Don’t just take my word for it. Scientists have weighed in. Whether you call it shinrin-yoku or a walk in the woods, immersing yourself in nature will:
Strengthen the immune system
Ease pain
Lower stress
Have a calming effect
Control blood-sugar levels
Reduce depression
Improve mood
All from a walk in the woods!
You might have already discerned a small but important problem: You can’t take all of these positive benefits with you. On your lunch break, you’ve just walked out to a park and filled your lungs with the fresh scent of pine trees. You’ve returned feeling restored, soothed, and ready to tackle the afternoon’s tasks. But as you leave the green, light-filled setting and enter an unhealthy indoors environment, you begin to feel that familiar, dispiriting energy drain. It’s back to grabbing a chocolate bar or a cup of coffee and our old friend willpower again.
How can we break this cycle? Ever hear the well-meaning but impractical advice “Either you move to the country or you move the country to you”?
The first suggestion works for people attracted to the idea of sitting on a tree trunk in the middle of the woods whittling willow flutes, making calls on bark-hewn telephones, and now and then stirring to shoot a deer for dinner. But if you don’t have a job that puts you directly in touch with nature, then this solution is not feasible—most people need to live and work in urban areas. As for the second suggestion, the idea of bringing the country closer to the city and even indoors reminds me of tragic stories I hear about wild animals accidentally entering the world of humans. A raccoon can carry disease. A bear is cute until she is protecting her cubs. A wild animal can cause loss of life and property, not to mention the animal potentially losing its own life. Moving out to the country—or moving the country indoors—just isn’t feasible. So thanks for that advice, but no thanks.
WHAT YOU NEED, WHERE YOU NEED IT
As I said before, our bodies are wise. What we most want around us is precisely what we need most from nature: light and plants. I’ve joined these into a single concept and developed a method: Forest Air.
Experts have demonstrated clearly that incorporating plants and specially adapted light indoors has a huge positive effect on people’s physical and mental health, almost as powerful as the effect of actually being out in nature. The effect has been noted in the workplace, in schools and institutions, and across people in all age groups, occupations, and life situations, from doctors, laboratory technicians, and teachers to students, children in preschool, and hospital patients. In essence, it can be argued that it is a universal medicine.

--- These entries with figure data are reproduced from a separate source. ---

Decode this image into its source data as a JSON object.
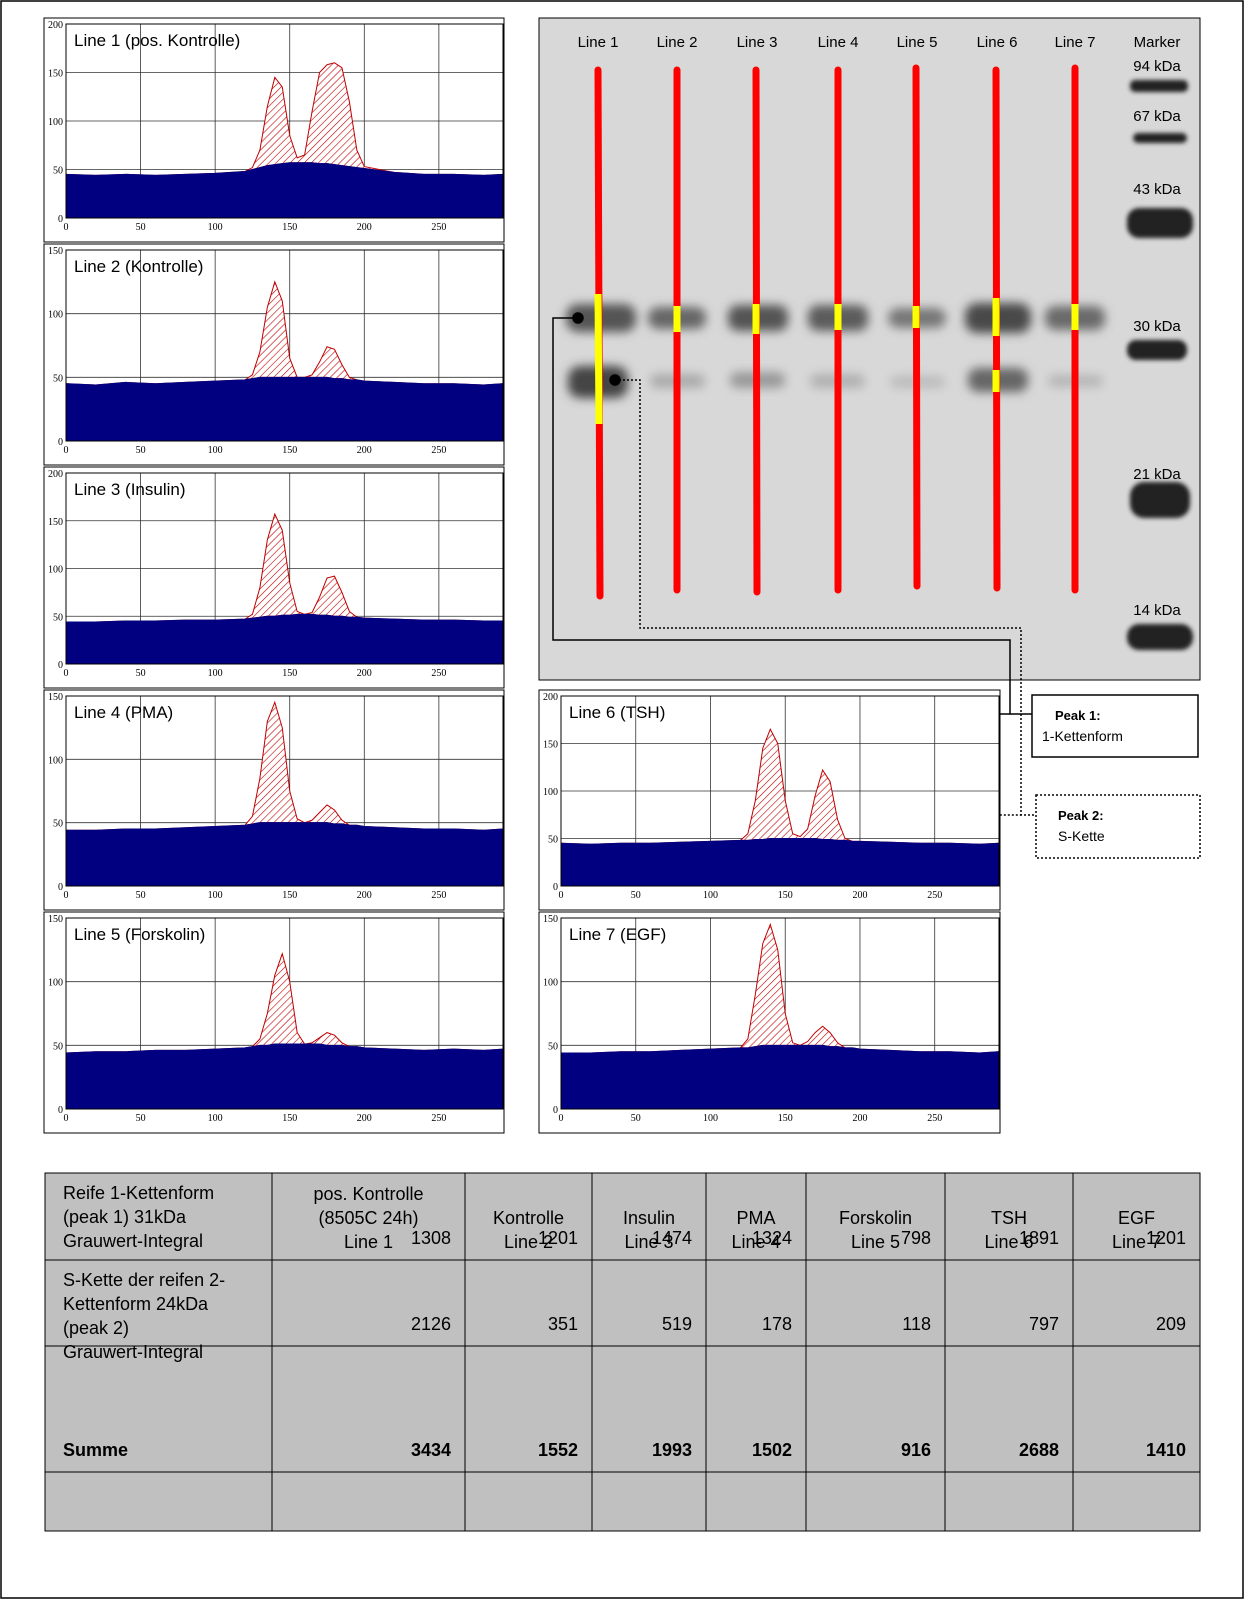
{
  "chart_data": [
    {
      "type": "area",
      "title": "Line 1 (pos. Kontrolle)",
      "x": [
        0,
        20,
        40,
        60,
        80,
        100,
        120,
        125,
        130,
        135,
        140,
        145,
        150,
        155,
        160,
        165,
        170,
        175,
        180,
        185,
        190,
        195,
        200,
        220,
        240,
        260,
        280,
        293
      ],
      "values": [
        45,
        44,
        45,
        44,
        45,
        46,
        48,
        52,
        70,
        115,
        145,
        135,
        85,
        62,
        65,
        110,
        150,
        158,
        160,
        155,
        120,
        70,
        53,
        47,
        45,
        45,
        44,
        45
      ],
      "baseline": [
        45,
        44,
        45,
        44,
        45,
        46,
        48,
        50,
        52,
        54,
        55,
        56,
        57,
        57,
        57,
        57,
        56,
        56,
        55,
        54,
        53,
        52,
        51,
        47,
        45,
        45,
        44,
        45
      ],
      "xlim": [
        0,
        293
      ],
      "ylim": [
        0,
        200
      ],
      "xticks": [
        0,
        50,
        100,
        150,
        200,
        250
      ],
      "yticks": [
        0,
        50,
        100,
        150,
        200
      ],
      "fill_color": "#000080",
      "peak_color": "#c00000",
      "grid": true
    },
    {
      "type": "area",
      "title": "Line 2 (Kontrolle)",
      "x": [
        0,
        20,
        40,
        60,
        80,
        100,
        120,
        125,
        130,
        135,
        140,
        145,
        150,
        155,
        160,
        165,
        170,
        175,
        180,
        185,
        190,
        195,
        200,
        220,
        240,
        260,
        280,
        293
      ],
      "values": [
        45,
        44,
        46,
        45,
        46,
        47,
        48,
        52,
        70,
        105,
        125,
        110,
        65,
        50,
        50,
        52,
        62,
        74,
        72,
        60,
        50,
        48,
        47,
        46,
        45,
        45,
        44,
        45
      ],
      "baseline": [
        45,
        44,
        46,
        45,
        46,
        47,
        48,
        49,
        50,
        50,
        50,
        50,
        50,
        50,
        50,
        50,
        50,
        50,
        49,
        49,
        48,
        48,
        47,
        46,
        45,
        45,
        44,
        45
      ],
      "xlim": [
        0,
        293
      ],
      "ylim": [
        0,
        150
      ],
      "xticks": [
        0,
        50,
        100,
        150,
        200,
        250
      ],
      "yticks": [
        0,
        50,
        100,
        150
      ],
      "fill_color": "#000080",
      "peak_color": "#c00000",
      "grid": true
    },
    {
      "type": "area",
      "title": "Line 3 (Insulin)",
      "x": [
        0,
        20,
        40,
        60,
        80,
        100,
        120,
        125,
        130,
        135,
        140,
        145,
        150,
        155,
        160,
        165,
        170,
        175,
        180,
        185,
        190,
        195,
        200,
        220,
        240,
        260,
        280,
        293
      ],
      "values": [
        44,
        44,
        45,
        45,
        46,
        46,
        47,
        52,
        80,
        130,
        157,
        140,
        85,
        55,
        52,
        54,
        70,
        90,
        92,
        75,
        55,
        49,
        48,
        47,
        46,
        46,
        45,
        45
      ],
      "baseline": [
        44,
        44,
        45,
        45,
        46,
        46,
        47,
        48,
        49,
        50,
        50,
        51,
        51,
        52,
        52,
        52,
        51,
        51,
        50,
        50,
        49,
        49,
        48,
        47,
        46,
        46,
        45,
        45
      ],
      "xlim": [
        0,
        293
      ],
      "ylim": [
        0,
        200
      ],
      "xticks": [
        0,
        50,
        100,
        150,
        200,
        250
      ],
      "yticks": [
        0,
        50,
        100,
        150,
        200
      ],
      "fill_color": "#000080",
      "peak_color": "#c00000",
      "grid": true
    },
    {
      "type": "area",
      "title": "Line 4 (PMA)",
      "x": [
        0,
        20,
        40,
        60,
        80,
        100,
        120,
        125,
        130,
        135,
        140,
        145,
        150,
        155,
        160,
        165,
        170,
        175,
        180,
        185,
        190,
        195,
        200,
        220,
        240,
        260,
        280,
        293
      ],
      "values": [
        44,
        44,
        45,
        45,
        46,
        47,
        48,
        55,
        85,
        130,
        145,
        125,
        75,
        53,
        50,
        52,
        58,
        64,
        60,
        52,
        48,
        48,
        47,
        46,
        45,
        45,
        44,
        45
      ],
      "baseline": [
        44,
        44,
        45,
        45,
        46,
        47,
        48,
        49,
        50,
        50,
        50,
        50,
        50,
        50,
        50,
        50,
        50,
        50,
        49,
        49,
        48,
        48,
        47,
        46,
        45,
        45,
        44,
        45
      ],
      "xlim": [
        0,
        293
      ],
      "ylim": [
        0,
        150
      ],
      "xticks": [
        0,
        50,
        100,
        150,
        200,
        250
      ],
      "yticks": [
        0,
        50,
        100,
        150
      ],
      "fill_color": "#000080",
      "peak_color": "#c00000",
      "grid": true
    },
    {
      "type": "area",
      "title": "Line 5 (Forskolin)",
      "x": [
        0,
        20,
        40,
        60,
        80,
        100,
        120,
        125,
        130,
        135,
        140,
        145,
        150,
        155,
        160,
        165,
        170,
        175,
        180,
        185,
        190,
        195,
        200,
        220,
        240,
        260,
        280,
        293
      ],
      "values": [
        44,
        45,
        45,
        46,
        46,
        47,
        48,
        49,
        55,
        75,
        105,
        122,
        100,
        60,
        51,
        52,
        56,
        60,
        58,
        52,
        49,
        49,
        48,
        47,
        46,
        47,
        46,
        47
      ],
      "baseline": [
        44,
        45,
        45,
        46,
        46,
        47,
        48,
        49,
        50,
        50,
        51,
        51,
        51,
        51,
        51,
        51,
        51,
        50,
        50,
        50,
        49,
        49,
        48,
        47,
        46,
        47,
        46,
        47
      ],
      "xlim": [
        0,
        293
      ],
      "ylim": [
        0,
        150
      ],
      "xticks": [
        0,
        50,
        100,
        150,
        200,
        250
      ],
      "yticks": [
        0,
        50,
        100,
        150
      ],
      "fill_color": "#000080",
      "peak_color": "#c00000",
      "grid": true
    },
    {
      "type": "area",
      "title": "Line 6 (TSH)",
      "x": [
        0,
        20,
        40,
        60,
        80,
        100,
        120,
        125,
        130,
        135,
        140,
        145,
        150,
        155,
        160,
        165,
        170,
        175,
        180,
        185,
        190,
        195,
        200,
        220,
        240,
        260,
        280,
        293
      ],
      "values": [
        45,
        44,
        45,
        45,
        46,
        47,
        48,
        55,
        90,
        145,
        165,
        150,
        90,
        55,
        52,
        60,
        95,
        122,
        110,
        70,
        50,
        47,
        47,
        46,
        45,
        45,
        44,
        45
      ],
      "baseline": [
        45,
        44,
        45,
        45,
        46,
        47,
        48,
        48,
        49,
        49,
        50,
        50,
        50,
        50,
        50,
        50,
        50,
        49,
        49,
        48,
        48,
        47,
        47,
        46,
        45,
        45,
        44,
        45
      ],
      "xlim": [
        0,
        293
      ],
      "ylim": [
        0,
        200
      ],
      "xticks": [
        0,
        50,
        100,
        150,
        200,
        250
      ],
      "yticks": [
        0,
        50,
        100,
        150,
        200
      ],
      "fill_color": "#000080",
      "peak_color": "#c00000",
      "grid": true
    },
    {
      "type": "area",
      "title": "Line 7 (EGF)",
      "x": [
        0,
        20,
        40,
        60,
        80,
        100,
        120,
        125,
        130,
        135,
        140,
        145,
        150,
        155,
        160,
        165,
        170,
        175,
        180,
        185,
        190,
        195,
        200,
        220,
        240,
        260,
        280,
        293
      ],
      "values": [
        44,
        44,
        45,
        45,
        46,
        47,
        48,
        55,
        90,
        130,
        145,
        125,
        75,
        52,
        50,
        53,
        60,
        65,
        60,
        52,
        48,
        48,
        47,
        46,
        45,
        45,
        44,
        45
      ],
      "baseline": [
        44,
        44,
        45,
        45,
        46,
        47,
        48,
        48,
        49,
        50,
        50,
        50,
        50,
        50,
        50,
        50,
        50,
        50,
        49,
        49,
        48,
        48,
        47,
        46,
        45,
        45,
        44,
        45
      ],
      "xlim": [
        0,
        293
      ],
      "ylim": [
        0,
        150
      ],
      "xticks": [
        0,
        50,
        100,
        150,
        200,
        250
      ],
      "yticks": [
        0,
        50,
        100,
        150
      ],
      "fill_color": "#000080",
      "peak_color": "#c00000",
      "grid": true
    }
  ],
  "gel": {
    "lanes": [
      "Line 1",
      "Line 2",
      "Line 3",
      "Line 4",
      "Line 5",
      "Line 6",
      "Line 7"
    ],
    "marker_label": "Marker",
    "marker_sizes": [
      "94 kDa",
      "67 kDa",
      "43 kDa",
      "30 kDa",
      "21 kDa",
      "14 kDa"
    ]
  },
  "annotations": {
    "peak1": {
      "title": "Peak 1:",
      "text": "1-Kettenform"
    },
    "peak2": {
      "title": "Peak 2:",
      "text": "S-Kette"
    }
  },
  "table": {
    "header": [
      [
        "pos. Kontrolle",
        "(8505C 24h)",
        "Line 1"
      ],
      [
        "Kontrolle",
        "Line 2"
      ],
      [
        "Insulin",
        "Line 3"
      ],
      [
        "PMA",
        "Line 4"
      ],
      [
        "Forskolin",
        "Line 5"
      ],
      [
        "TSH",
        "Line 6"
      ],
      [
        "EGF",
        "Line 7"
      ]
    ],
    "rows": [
      {
        "label": [
          "Reife 1-Kettenform",
          "(peak 1) 31kDa",
          "Grauwert-Integral"
        ],
        "values": [
          1308,
          1201,
          1474,
          1324,
          798,
          1891,
          1201
        ]
      },
      {
        "label": [
          "S-Kette der reifen 2-",
          "Kettenform 24kDa",
          "(peak 2)",
          "Grauwert-Integral"
        ],
        "values": [
          2126,
          351,
          519,
          178,
          118,
          797,
          209
        ]
      },
      {
        "label": [
          "Summe"
        ],
        "values": [
          3434,
          1552,
          1993,
          1502,
          916,
          2688,
          1410
        ]
      }
    ]
  }
}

Not to be a contrarian, but I have to argue that no, it isn’t. Do you claim to have given medicine to a fish you’ve released back into a river, or to a captive mouse you’ve set free in a forest undergrowth, or to a disoriented bird you’ve helped get out of a house? What you deserve real praise for is that you returned them to the environment to which they are best adapted to live—the only surroundings in which they can grow and thrive. And I think you deserve no less for yourself.
YOUR NATURAL ENVIRONMENT AT HOME, YOUR NATURAL ENVIRONMENT AT WORK
I’m not suggesting that you carry whole trees into your house (although by all means do so, if you have the space). Nor am I talking about putting some sad little potted plant in a corner. What you get with Forest Air is a small area of living plants that grow in a controlled and predictable way and that you can take care of yourself with minimal effort. And you’ll get the same health benefits as you would from a walk in the woods. You experience a shinrin-yoku just where you are, every day, without having to go out into the woods.
Say you get a headache while you’re hard at work at your desk. You could just take an aspirin, but if you notice that your computer screen is too far from your eyes or your chair is too low, contributing to the headache, you would try to adjust them. We often try to organize elements of our environments so that they are in harmony with our bodies’ wants and needs. It is a course of action that will potentially stop you from feeling ill in the first place—quite different from taking an aspirin. In the same way, give yourself the chance to see, smell, feel, and touch plants in your everyday environment and provide yourself with good lighting. You will agree: It is not a luxury but rather a daily ingredient that gives you an improved quality of life. Which is something you deserve.